Buying meat here means going to the meat counter and asking for what you want. Yeah, so, that means you have to talk. A few weeks ago I went up to the meat counter (with a little fear and trembling) and asked for a half kilo of lingua. The meat man just smiled knowingly and asked me if I wanted a half kilo of linguiça. “yes,” I quickly affirmed, “I want a half kilo of linguiça. (that would be sausage) I don’t want any lingua (that would be tongue). Thank you.”

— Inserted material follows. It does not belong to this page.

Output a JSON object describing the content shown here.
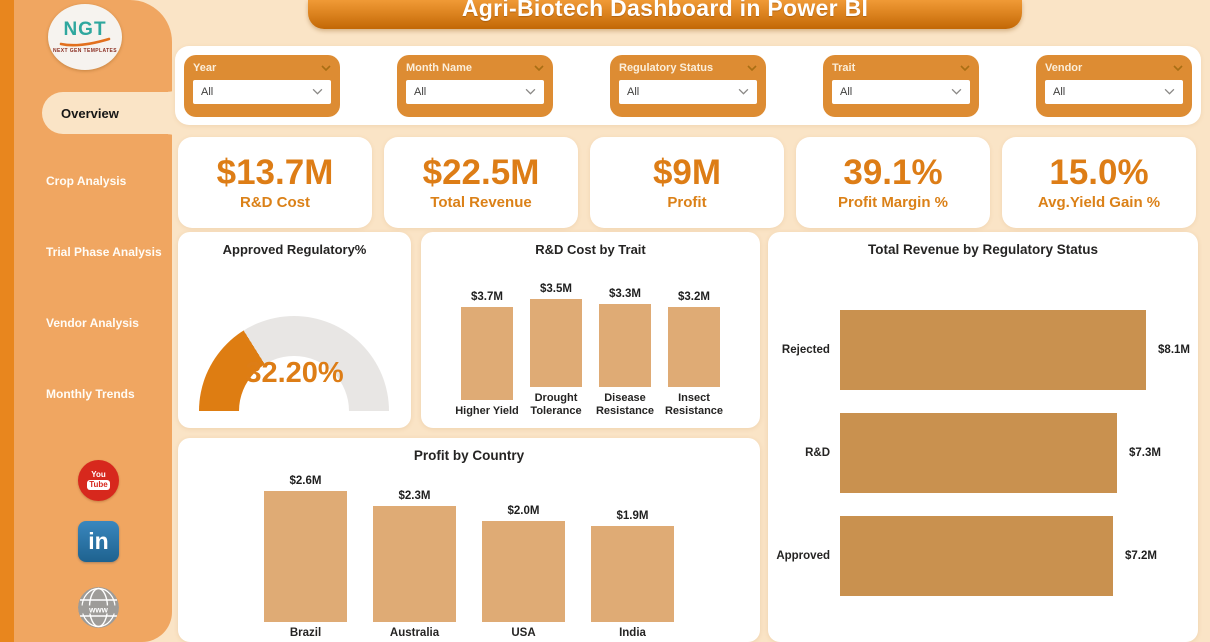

Then, last week, I made some cookies and took a plate of them over to the apartment of three single girl students. They weren’t home, so Cali, Karina, and I left the cookies on the counter in their kitchen. Then we walked to the vegetable market. And at the vegetable market, we met the girls we had been looking for. So I told one of them, Tamara, who loves to laugh, that I left something sweet on her bocão for her to try. She looked completely baffled, so I slowed down and repeated myself, thinking about each word to make sure that I had the verb conjugation right and that everything agreed in gender and quantity. “I. left. something. sweet. on. your.” She still seemed to be tracking, until I said the last word again, “bocão“. And then she just stared at me, wide-eyed and confused. Finally she said, “you know that a bocão is a big mouth, right?”
“Oh no!” But of course. Boca is mouth, and if you want to make anything bigger you can put the -ão ending on it. Yes, so I had been telling her that I left something sweet in her big mouth.
“No, no” I hastened to describe her kitchen and the big flat spot next to the sink where you can put stuff, and then the light went on in her eyes.
“oh, you mean my balcão!” she laughed.
Yes, that’s what I meant. And now I will never forget that word again. It was the joke for the rest of the week. Every time I saw her I asked if she had enjoyed what I had left in her big mouth, and she always burst out laughing again. When I told her that I had accidentally asked the meat counter man for a half kilo of lingua, she laughed even harder.
“You do know that some people really do eat tongue, don’t you?”
“yeah, I know,” I said, “do you?”
She shook her head emphatically, with those big wide eyes punctuating her “no.” Apparently its not the typical, everyday Brazilian cuisine.
Well, learning a language can be humbling, but it can be a lot of fun laughing at yourself, too.